Installation view of the exhibition, Norwegian Icons, in Manhattan.

Of all the places where modernism put down roots, Norway provided particularly fertile ground: with its union from Sweden dissolved as recently as 1905, a new international language signaled independence. Recovering from World War II occupation, the country harnessed the principles, technologies, and idioms of modernism to return to normality quickly and affordably.

Modernism bloomed, but unlike the distinguishable and celebrated work of its 20th-century architects—think of the functionalism of Erling Viksjø versus Arnstein Arneberg’s conservatism, or the fame of Arne Korsmo and Sverre Fehn—notoriety eluded Norway’s corresponding design scene. In its heyday, furniture and decorative arts were lumped under the umbrella of Scandinavian design. Moreover, the discovery of oil in the North Sea in 1968 focused an entire nation on energy, to the neglect of other industries. By the mid-1970s, the native design community was running on fumes, local consumers neglected their recent material cultural heritage as oil catapulted them to wealth, and international collectors lacked the knowledge to seek out specific talent.

Norwegian Icons trumpets the long unsung period between 1940 and 1975. The third and final installation of the pop-up sales exhibition, on view at New York’s Openhouse Gallery only until June 1, features more than 500 pieces of furniture, ceramics, tableware, and jewelry conceived by 44 designers. Six-year-old café and design gallery, Fuglen, originally staged the show at its Oslo headquarters in January 2013 before sending the exhibition to its outpost in Tokyo. (Fuglen partnered with the venerable auction house Blomqvist to outfit Norwegian Icons with art.)
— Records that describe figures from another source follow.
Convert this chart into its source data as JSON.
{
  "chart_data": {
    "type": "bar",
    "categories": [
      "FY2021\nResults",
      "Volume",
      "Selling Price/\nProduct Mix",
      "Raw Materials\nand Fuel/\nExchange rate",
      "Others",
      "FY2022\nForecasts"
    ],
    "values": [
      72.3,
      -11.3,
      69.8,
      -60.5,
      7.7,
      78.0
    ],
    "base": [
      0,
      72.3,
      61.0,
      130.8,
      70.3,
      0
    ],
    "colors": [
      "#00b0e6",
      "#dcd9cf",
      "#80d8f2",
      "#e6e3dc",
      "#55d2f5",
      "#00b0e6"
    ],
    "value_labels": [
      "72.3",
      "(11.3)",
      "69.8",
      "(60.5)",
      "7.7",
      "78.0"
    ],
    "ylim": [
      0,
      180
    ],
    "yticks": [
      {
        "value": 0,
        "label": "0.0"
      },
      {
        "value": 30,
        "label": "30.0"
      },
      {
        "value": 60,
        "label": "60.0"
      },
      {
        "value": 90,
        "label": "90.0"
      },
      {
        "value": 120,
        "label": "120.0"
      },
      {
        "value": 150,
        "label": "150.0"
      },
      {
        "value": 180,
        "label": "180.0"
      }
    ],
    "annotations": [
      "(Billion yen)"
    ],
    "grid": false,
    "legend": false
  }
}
The U.S. arrival of Norwegian Icons not coincidentally corresponds with the conclusion of the International Contemporary Furniture Fair and other events of NYCxDESIGN. If ever there were a season to forge a market for overlooked midcentury modernism, this convergence of interested designers and enthusiasts is it.

The strategic timing will please source-hungry connoisseurs. Arne F. Tidemand Ruud’s Holmenkollen puts a primitive spin on the classic Chieftains Chair (and at $8,150 the interpretation is a fraction of the roughly $675,000 that Finn Juhl’s masterpiece recently commanded at a London auction). Meanwhile, lounge chairs by Gerhard Berge and Fredrik Kayser more closely resemble the work of another Dane, Ib Kofod-Larsen, in look and pricing. Yet the Norwegian creations offer a cachet that, in certain circles, name recognition undermines.

The exhibition should be a boon to design collectors and historians alike, because the bargains and brag-worthy finds also suggest a trove of scholarship waiting to be conducted. Take the design vocabulary surveyed in Norwegian Icons. Although it seems to favor exposed construction and folk expression over, say, Swedish ergonomics or Danish lyricism, the exhibition does not reveal a distinct, unifying ethic. Determining the peculiarly Norwegian inflection of modernism is just one of many topics for academics to mine. While Norwegian Icons is an accomplishment of rediscovery and a love letter from Fuglen to its home country, as the first word on the subject, the exhibition defines a genre as much as it stokes curiosity about it.